L’affaire Dip et la décision du DPP ; le dossier Franklin et la chute de Maurice au classement de la perception de la corruption : ce sont les thèmes abordés dans l’émission Au cœur de l’info sur Radio Plus, le vendredi 3 février 2023. Les avocats Roshi Bhadain et Samad Golamaully étaient les invités de Nawaz Noorbux et Jugdish Joypaul.
La démarche du Directeur des poursuites publiques (DPP) de demander une révision judiciaire de la décision de la Commission de pourvoi en grâce de commuer la sentence de 12 mois de prison - infligée à Chandra Prakashsing Dip - en une amende de Rs 100 000 est qualifiée d’inédite par Roshi Bhadain et Samad Golamaully. Ce dernier se demande toutefois si le bureau du DPP a le ‘locus standi’, soit la capacité de faire une telle demande. « La cour devra venir statuer dessus », dit l’avocat. Aussi, il est d’avis que si Chandra Prakashsing Dip se retrouve sous les feux des projecteurs, c’est parce qu’il est le fils du Commissaire de police. « Il ne faut pas non plus faire comme si c’est la première fois qu’une grâce a été accordée à quelqu’un. Dans le passé, des trafiquants de drogue, voire des violeurs, en ont bénéficié ou alors ont bénéficié d’une réduction de peine », dit Me Golamaully.
Roshi Bhadain souligne, pour sa part, que le bureau du DPP demande une révision judiciaire et non un appel de la décision de la Commission de pourvoi en grâce. « Cette décision était-elle rationnelle et en conformité avec la loi ? C’est dessus que le DPP demande à la Cour suprême de trancher », dit-il. Cette affaire, selon le leader du Reform Party, est « plus qu’embarrassante ».
Si Chandra Prakashsing Dip a bénéficié de la grâce présidentielle, il fait désormais l’objet d’une charge formelle de la Commission anticorruption (Icac) devant la Financial Crimes Division pour blanchiment d’argent. « La question qu’on se pose aujourd'hui : est-ce qu’un individu peut être gracié s’il fait l’objet de poursuites et s’il peut potentiellement être reconnu coupable ? Si c’est le cas, ce serait [un coup] pour la Commission », a soutenu l’avocat.
Par ailleurs, la perte de 4 points pour Maurice sur l’indice de la perception de la corruption de Transparency International, chutant ainsi à la 57e place, a aussi été commentée.
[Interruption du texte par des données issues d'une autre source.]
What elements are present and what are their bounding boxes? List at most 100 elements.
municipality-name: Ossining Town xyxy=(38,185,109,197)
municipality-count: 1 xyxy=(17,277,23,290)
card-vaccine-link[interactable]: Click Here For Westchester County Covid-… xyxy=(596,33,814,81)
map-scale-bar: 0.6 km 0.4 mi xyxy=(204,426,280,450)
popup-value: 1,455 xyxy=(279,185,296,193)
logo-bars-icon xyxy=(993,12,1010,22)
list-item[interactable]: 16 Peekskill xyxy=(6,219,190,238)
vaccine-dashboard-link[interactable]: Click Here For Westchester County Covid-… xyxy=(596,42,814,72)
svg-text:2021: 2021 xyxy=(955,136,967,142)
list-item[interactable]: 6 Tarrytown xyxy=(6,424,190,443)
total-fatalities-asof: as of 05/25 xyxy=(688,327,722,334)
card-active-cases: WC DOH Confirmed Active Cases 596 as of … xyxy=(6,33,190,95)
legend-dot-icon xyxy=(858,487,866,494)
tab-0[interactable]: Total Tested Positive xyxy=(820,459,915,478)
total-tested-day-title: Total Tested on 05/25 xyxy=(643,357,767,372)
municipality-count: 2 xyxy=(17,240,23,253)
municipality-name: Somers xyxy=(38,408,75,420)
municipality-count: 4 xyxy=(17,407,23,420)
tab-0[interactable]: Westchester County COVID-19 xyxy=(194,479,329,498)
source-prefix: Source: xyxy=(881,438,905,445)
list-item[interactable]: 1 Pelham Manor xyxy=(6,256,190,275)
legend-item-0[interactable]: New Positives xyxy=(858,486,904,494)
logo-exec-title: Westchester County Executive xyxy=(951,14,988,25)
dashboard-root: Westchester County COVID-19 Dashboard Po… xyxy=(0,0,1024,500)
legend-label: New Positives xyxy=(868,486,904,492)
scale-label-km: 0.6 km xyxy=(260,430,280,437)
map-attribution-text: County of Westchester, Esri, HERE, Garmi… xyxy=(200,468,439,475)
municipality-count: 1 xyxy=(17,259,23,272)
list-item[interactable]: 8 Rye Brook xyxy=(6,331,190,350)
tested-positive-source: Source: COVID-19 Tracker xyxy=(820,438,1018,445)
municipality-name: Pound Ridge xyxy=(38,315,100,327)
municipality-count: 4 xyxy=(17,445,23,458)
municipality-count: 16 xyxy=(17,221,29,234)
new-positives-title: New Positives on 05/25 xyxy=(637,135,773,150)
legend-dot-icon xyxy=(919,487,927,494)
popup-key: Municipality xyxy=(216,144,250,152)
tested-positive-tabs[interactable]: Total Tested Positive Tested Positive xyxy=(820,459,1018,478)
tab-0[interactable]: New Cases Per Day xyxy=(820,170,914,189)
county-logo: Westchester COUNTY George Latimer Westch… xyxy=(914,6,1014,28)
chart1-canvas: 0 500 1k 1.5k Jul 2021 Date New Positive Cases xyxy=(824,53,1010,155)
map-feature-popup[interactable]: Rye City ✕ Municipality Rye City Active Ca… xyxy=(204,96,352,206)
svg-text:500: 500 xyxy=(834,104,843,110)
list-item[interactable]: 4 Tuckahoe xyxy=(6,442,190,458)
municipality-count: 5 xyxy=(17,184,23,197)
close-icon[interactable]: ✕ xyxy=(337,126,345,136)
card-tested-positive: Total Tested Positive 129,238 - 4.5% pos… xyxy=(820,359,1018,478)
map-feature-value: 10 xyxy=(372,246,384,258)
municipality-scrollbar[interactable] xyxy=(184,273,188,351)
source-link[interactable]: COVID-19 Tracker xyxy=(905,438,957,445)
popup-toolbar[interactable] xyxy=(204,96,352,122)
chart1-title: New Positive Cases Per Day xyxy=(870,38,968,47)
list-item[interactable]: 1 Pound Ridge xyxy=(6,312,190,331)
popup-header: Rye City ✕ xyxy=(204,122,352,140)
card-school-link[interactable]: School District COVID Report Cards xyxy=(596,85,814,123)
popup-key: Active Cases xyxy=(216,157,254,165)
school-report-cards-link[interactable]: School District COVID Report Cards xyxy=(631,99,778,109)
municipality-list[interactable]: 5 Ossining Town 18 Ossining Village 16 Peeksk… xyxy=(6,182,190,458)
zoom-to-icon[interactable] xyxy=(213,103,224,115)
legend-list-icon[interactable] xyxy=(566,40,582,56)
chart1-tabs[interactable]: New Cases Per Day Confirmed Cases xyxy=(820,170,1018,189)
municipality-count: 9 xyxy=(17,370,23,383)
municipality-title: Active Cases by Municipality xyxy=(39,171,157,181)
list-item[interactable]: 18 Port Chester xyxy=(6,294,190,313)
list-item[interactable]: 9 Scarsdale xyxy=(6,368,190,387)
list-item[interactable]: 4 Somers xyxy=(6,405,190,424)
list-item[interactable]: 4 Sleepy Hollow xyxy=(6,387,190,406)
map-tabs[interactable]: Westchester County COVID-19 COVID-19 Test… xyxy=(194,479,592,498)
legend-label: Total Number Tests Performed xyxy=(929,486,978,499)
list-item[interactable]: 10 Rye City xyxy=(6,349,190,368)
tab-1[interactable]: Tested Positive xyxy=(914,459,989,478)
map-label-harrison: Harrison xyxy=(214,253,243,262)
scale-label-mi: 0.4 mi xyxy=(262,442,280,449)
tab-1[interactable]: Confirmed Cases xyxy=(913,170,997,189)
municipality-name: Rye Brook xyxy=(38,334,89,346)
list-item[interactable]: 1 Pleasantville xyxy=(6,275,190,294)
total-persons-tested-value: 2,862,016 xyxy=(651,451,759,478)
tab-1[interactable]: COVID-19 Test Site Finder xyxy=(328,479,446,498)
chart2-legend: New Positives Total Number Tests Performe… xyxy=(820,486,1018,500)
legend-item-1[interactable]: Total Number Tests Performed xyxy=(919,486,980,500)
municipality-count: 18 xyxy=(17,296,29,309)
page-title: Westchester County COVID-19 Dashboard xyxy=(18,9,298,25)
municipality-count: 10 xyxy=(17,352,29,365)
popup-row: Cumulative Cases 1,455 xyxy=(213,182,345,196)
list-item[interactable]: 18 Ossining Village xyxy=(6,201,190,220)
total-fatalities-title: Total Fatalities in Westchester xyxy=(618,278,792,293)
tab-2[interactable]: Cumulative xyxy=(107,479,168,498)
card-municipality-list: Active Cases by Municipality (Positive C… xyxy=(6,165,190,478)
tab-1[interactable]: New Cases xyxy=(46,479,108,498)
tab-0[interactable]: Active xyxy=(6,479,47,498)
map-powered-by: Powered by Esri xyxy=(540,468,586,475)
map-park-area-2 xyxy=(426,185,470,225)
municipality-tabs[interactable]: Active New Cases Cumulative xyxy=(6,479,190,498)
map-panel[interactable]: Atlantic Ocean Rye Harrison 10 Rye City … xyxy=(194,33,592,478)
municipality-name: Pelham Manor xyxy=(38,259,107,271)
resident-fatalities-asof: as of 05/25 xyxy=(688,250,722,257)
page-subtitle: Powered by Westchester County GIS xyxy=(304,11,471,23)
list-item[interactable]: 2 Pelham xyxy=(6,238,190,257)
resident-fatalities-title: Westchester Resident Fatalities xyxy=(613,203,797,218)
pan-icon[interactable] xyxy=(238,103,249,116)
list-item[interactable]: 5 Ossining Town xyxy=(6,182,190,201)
Roshi Bhadain parle d’une « dégradation » des institutions. « Nous sommes passés de la 40e place en 2002 à la 57e place en 2022. Clairement, des choses ne tournent pas rond. Nous devenons de plus en plus corrompus », déclare Roshi Bhadain.
Me Golamaully a abondé dans le même sens. « Ce n’est pas bien que nous soyons mal vus sur le plan global et que nous soyons mis dans le même bateau que certains pays africains où la corruption et le népotisme règnent. Kan ena rating koumsa, li pa zoli », dit-il. Il fait ressortir que dans les cas cités par Transparency International pour justifier le classement accordé à Maurice (ndlr. l’affaire Kistnen, notamment), aucun jugement n’a encore été rendu.
Dans le cas de Jean Hubert Célérine, alias Franklin, condamné par la cour correctionnelle de St-Denis (La Réunion) en juillet 2021, Roshi Bhadain a fustigé « le manque de collaboration des autorités mauriciennes », comme souligné par cette instance réunionnaise dans son jugement. « Il y a un problème grave avec les institutions mauriciennes (…) Il faut savoir pourquoi ces autorités n’ont-elles pas réagi malgré ce jugement », dit-il.
Sur ce sujet, l’avocat Samad Golamaully rejoint son confrère, en estimant que cette affaire se révèle « embarrassante » pour le pays. « Il ne faut pas que notre pays devienne une plaque tournante pour le trafic de drogue », dit-il. Et d’ajouter : « Il semble que cette affaire ait été mise dans un tiroir ».
Selon l’avocat, les autorités mauriciennes auraient dû être au courant. « Pena dout ki lotorite morisienn ti bizin o kouran », dit-il. Pour Me Golamaully, s’il y a une demande d’extradition de Franklin des autorités réunionnaises, Maurice devrait la respecter. « Lerla bizin gete ki pann marse. Il ne faut pas faire un procès [de cette affaire] dès maintenant et venir dire que le Premier ministre est à blâmer », considère-t-il.